Le vrai du fake !

Dans le roman de Thomas Mann La montagne magique, deux « intellectuels » pittoresques se querellent sur la possibilité d’« une vérité objective et scientifique ». Pour le premier (Settembrini), enfant spirituel des Lumières, de la Révolution, de l’Encyclopédie, « la loi suprême de toute morale nous incite à y tendre ». Pour le second (Naphta), « le vrai, c’est ce qui sert l’homme », « il n’y a pas de connaissance pure », « il est puéril de penser que l’Eglise a pris la défense des ténèbres contre la lumière. Elle a eu cent fois raison de déclarer répréhensible l’aspiration à une connaissance a priori, qui se dispense de respecter le spirituel et ne vise pas à assurer son salut ».

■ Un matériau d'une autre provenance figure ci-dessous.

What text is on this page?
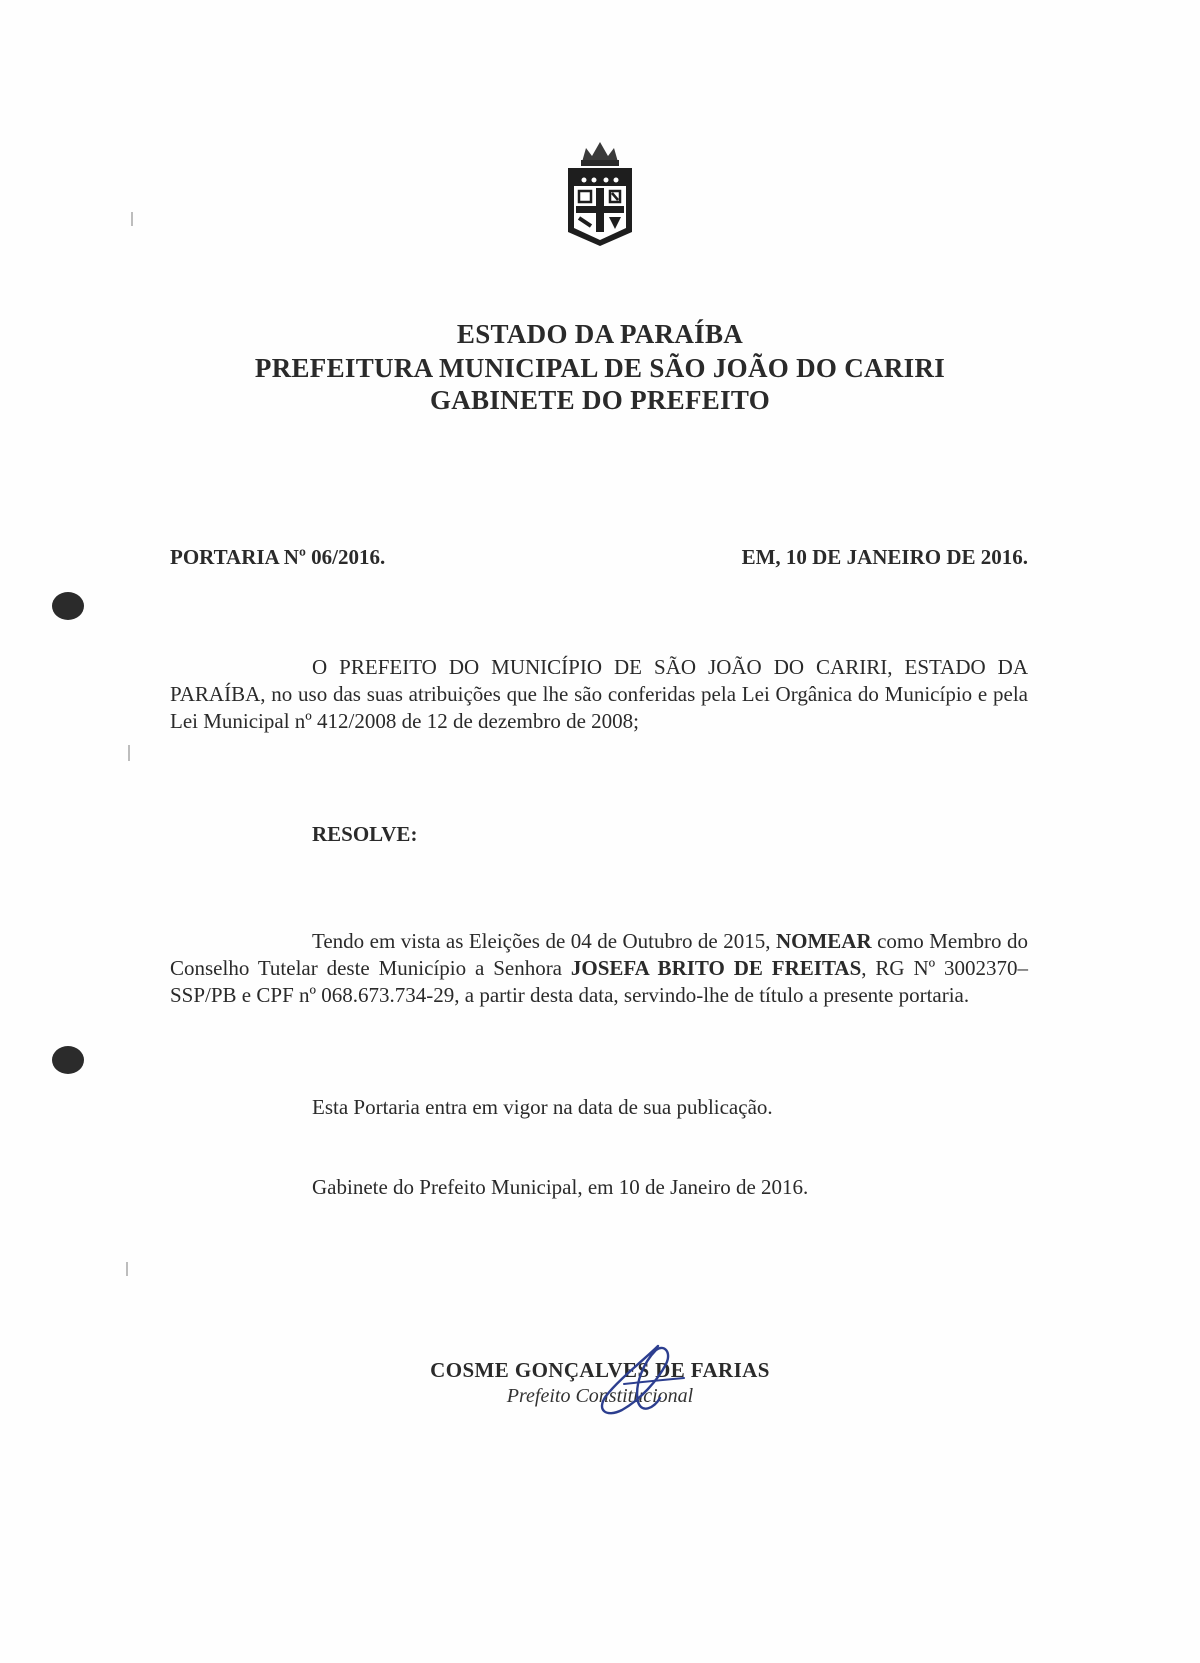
ESTADO DA PARAÍBA
PREFEITURA MUNICIPAL DE SÃO JOÃO DO CARIRI
GABINETE DO PREFEITO
PORTARIA Nº 06/2016.	EM, 10 DE JANEIRO DE 2016.
O PREFEITO DO MUNICÍPIO DE SÃO JOÃO DO CARIRI, ESTADO DA PARAÍBA, no uso das suas atribuições que lhe são conferidas pela Lei Orgânica do Município e pela Lei Municipal nº 412/2008 de 12 de dezembro de 2008;
RESOLVE:
Tendo em vista as Eleições de 04 de Outubro de 2015, NOMEAR como Membro do Conselho Tutelar deste Município a Senhora JOSEFA BRITO DE FREITAS, RG Nº 3002370– SSP/PB e CPF nº 068.673.734-29, a partir desta data, servindo-lhe de título a presente portaria.
Esta Portaria entra em vigor na data de sua publicação.
Gabinete do Prefeito Municipal, em 10 de Janeiro de 2016.
COSME GONÇALVES DE FARIAS
Prefeito Constitucional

Pour Naphta, si Galilée a raison contre la scolastique, alors « le conflit intérieur de l’être humain repose uniquement sur l’antagonisme entre intérêt individuel et intérêt collectif, le but de l’Etat devient le principe de moralité ». Ce qui indigne Settembrini : « Je proteste contre cette façon d’insinuer que l’Etat moderne signifie l’asservissement diabolique de l’individu ! […]. Ce que la Renaissance et les Lumières ont conquis de haute lutte, monsieur, c’est la personnalité, les droits de l’homme, et la liberté ! ».

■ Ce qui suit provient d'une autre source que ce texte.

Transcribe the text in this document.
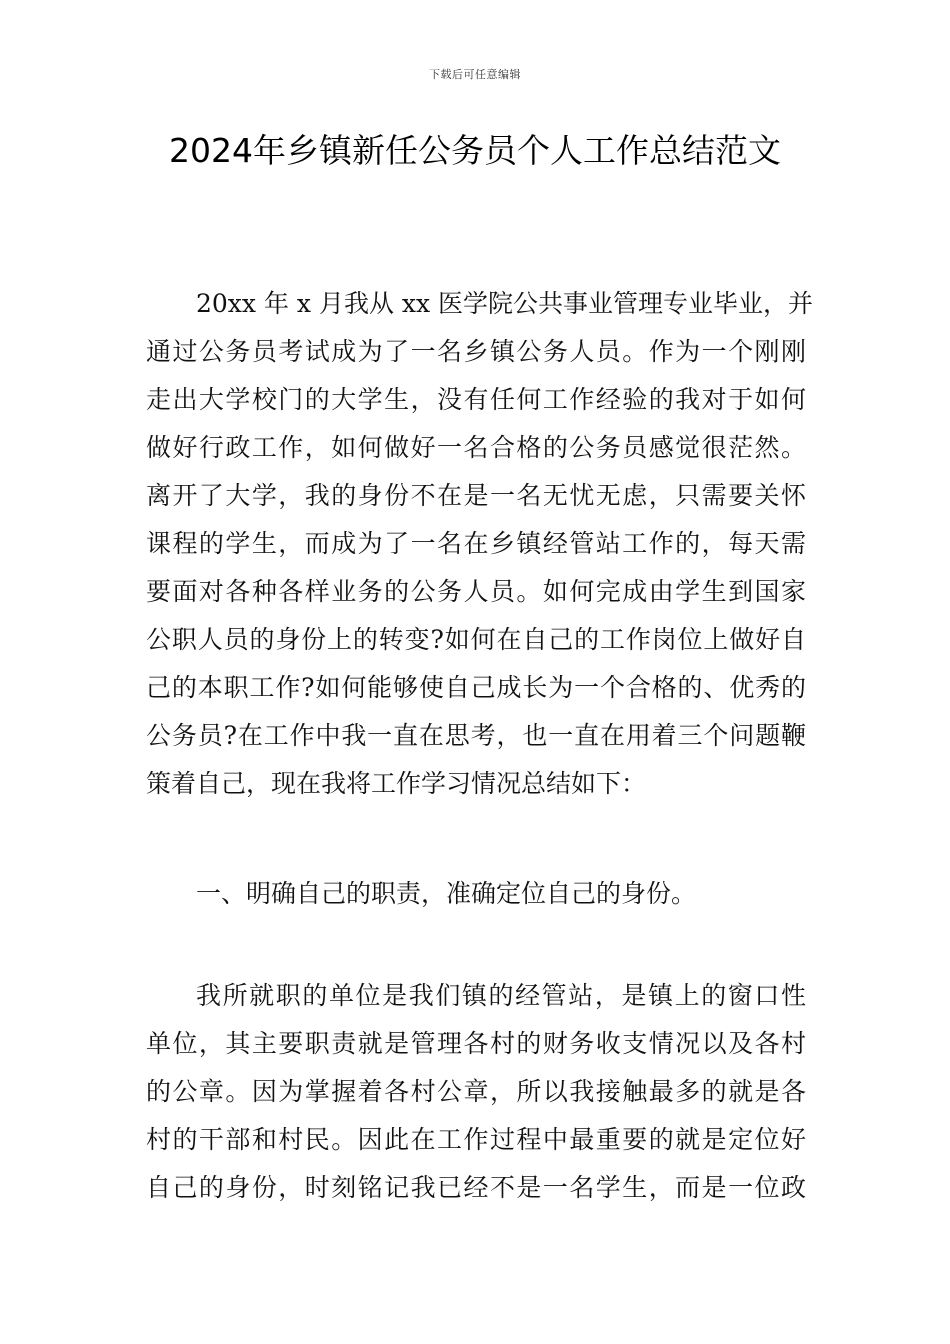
下载后可任意编辑
2024年乡镇新任公务员个人工作总结范文
20xx 年 x 月我从 xx 医学院公共事业管理专业毕业，并
通过公务员考试成为了一名乡镇公务人员。作为一个刚刚
走出大学校门的大学生，没有任何工作经验的我对于如何
做好行政工作，如何做好一名合格的公务员感觉很茫然。
离开了大学，我的身份不在是一名无忧无虑，只需要关怀
课程的学生，而成为了一名在乡镇经管站工作的，每天需
要面对各种各样业务的公务人员。如何完成由学生到国家
公职人员的身份上的转变?如何在自己的工作岗位上做好自
己的本职工作?如何能够使自己成长为一个合格的、优秀的
公务员?在工作中我一直在思考，也一直在用着三个问题鞭
策着自己，现在我将工作学习情况总结如下：
一、明确自己的职责，准确定位自己的身份。
我所就职的单位是我们镇的经管站，是镇上的窗口性
单位，其主要职责就是管理各村的财务收支情况以及各村
的公章。因为掌握着各村公章，所以我接触最多的就是各
村的干部和村民。因此在工作过程中最重要的就是定位好
自己的身份，时刻铭记我已经不是一名学生，而是一位政
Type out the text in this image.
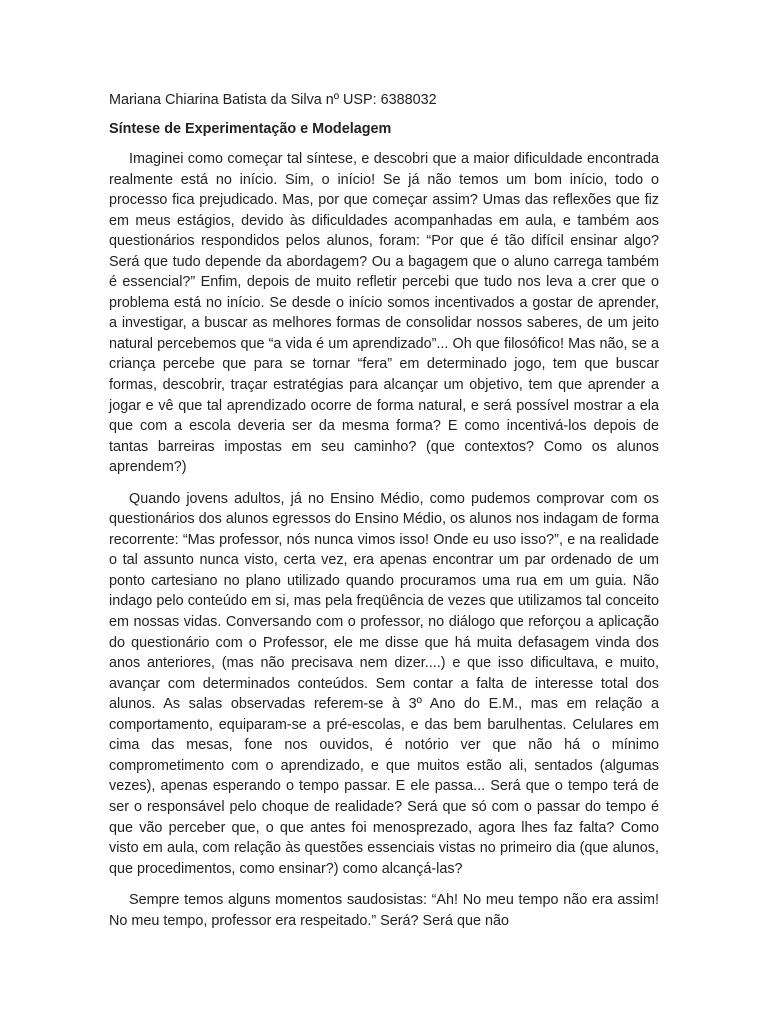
Mariana Chiarina Batista da Silva nº USP: 6388032

Síntese de Experimentação e Modelagem

Imaginei como começar tal síntese, e descobri que a maior dificuldade encontrada realmente está no início. Sim, o início! Se já não temos um bom início, todo o processo fica prejudicado. Mas, por que começar assim? Umas das reflexões que fiz em meus estágios, devido às dificuldades acompanhadas em aula, e também aos questionários respondidos pelos alunos, foram: “Por que é tão difícil ensinar algo? Será que tudo depende da abordagem? Ou a bagagem que o aluno carrega também é essencial?” Enfim, depois de muito refletir percebi que tudo nos leva a crer que o problema está no início. Se desde o início somos incentivados a gostar de aprender, a investigar, a buscar as melhores formas de consolidar nossos saberes, de um jeito natural percebemos que “a vida é um aprendizado”... Oh que filosófico! Mas não, se a criança percebe que para se tornar “fera” em determinado jogo, tem que buscar formas, descobrir, traçar estratégias para alcançar um objetivo, tem que aprender a jogar e vê que tal aprendizado ocorre de forma natural, e será possível mostrar a ela que com a escola deveria ser da mesma forma? E como incentivá-los depois de tantas barreiras impostas em seu caminho? (que contextos? Como os alunos aprendem?)

Quando jovens adultos, já no Ensino Médio, como pudemos comprovar com os questionários dos alunos egressos do Ensino Médio, os alunos nos indagam de forma recorrente: “Mas professor, nós nunca vimos isso! Onde eu uso isso?”, e na realidade o tal assunto nunca visto, certa vez, era apenas encontrar um par ordenado de um ponto cartesiano no plano utilizado quando procuramos uma rua em um guia. Não indago pelo conteúdo em si, mas pela freqüência de vezes que utilizamos tal conceito em nossas vidas. Conversando com o professor, no diálogo que reforçou a aplicação do questionário com o Professor, ele me disse que há muita defasagem vinda dos anos anteriores, (mas não precisava nem dizer....) e que isso dificultava, e muito, avançar com determinados conteúdos. Sem contar a falta de interesse total dos alunos. As salas observadas referem-se à 3º Ano do E.M., mas em relação a comportamento, equiparam-se a pré-escolas, e das bem barulhentas. Celulares em cima das mesas, fone nos ouvidos, é notório ver que não há o mínimo comprometimento com o aprendizado, e que muitos estão ali, sentados (algumas vezes), apenas esperando o tempo passar. E ele passa... Será que o tempo terá de ser o responsável pelo choque de realidade? Será que só com o passar do tempo é que vão perceber que, o que antes foi menosprezado, agora lhes faz falta? Como visto em aula, com relação às questões essenciais vistas no primeiro dia (que alunos, que procedimentos, como ensinar?) como alcançá-las?

Sempre temos alguns momentos saudosistas: “Ah! No meu tempo não era assim! No meu tempo, professor era respeitado.” Será? Será que não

Cette controverse qui n’est pas sans faire écho à nos débats contemporains, expose la problématique des fake news, et celle de la valeur des informations qui fondent nos conflits d’opinion : ce qui prime, dans le jugement, est-ce la connaissance ou la croyance ?

Pour l’Eglise, nous dit Naphta, la question ne fut pas de savoir si Galilée avait raison, il était de préserver un modèle de représentation et d’ordonnancement du monde qui avait valeur de Vérité. Settembrini n’est pas davantage à l’abri de croyances et de naïvetés. Il est comme tous les utopistes de son temps : le monde à venir est un monde de paix. L’histoire le détrompera, sans invalider la marche du progrès scientifique et technique dont il est le chantre… Sa fake news à lui, c’est le bonheur universel !

Le propre d’une croyance est de ne pas reposer sur des connaissances mais sur des représentations. Elle a vocation à durer, son essence la conduit à persévérer dans son être et à digérer tout ce qui la contredit. La connaissance est relative. Elle autoproduit de la remise en question. « Lors de la Covid-19, l’exécutif doit, pour s’accréditer, faire de la science sa verticale, note Régis Debray. Problème : la science médicale est sujette à controverses, suppositions et incertitudes, par quoi justement elle est science. C’est l’inconvénient de n’avoir pour caution que du relatif et du tâtonnant, ce que n’étaient pas l’Etre suprême, la Justice et la République. Quand le transcendant lui fait faux bond, le pouvoir perd son crédit. »

Considérer que les fake news prospéreraient uniquement à la faveur d’une société ignorante et manipulée, armée de moyens de communication ultra-performants, est réducteur. Elles sont aussi, pour ceux qui les colportent, a fortiori s’ils sont abusés et sincères, une croyance, un système de défense immunitaire produit par des corps sociaux en perte d’adhérence ou en opposition à un système de valeurs institutionnalisé. On ne luttera pas efficacement contre les fake news uniquement avec des connaissances contre lesquelles elles ont appris à se défendre. Il faut aussi les destituer sur le terrain des croyances et des valeurs collectives. Là est tout l’enjeu d’une société moderne qui peine à réinventer ses dogmes.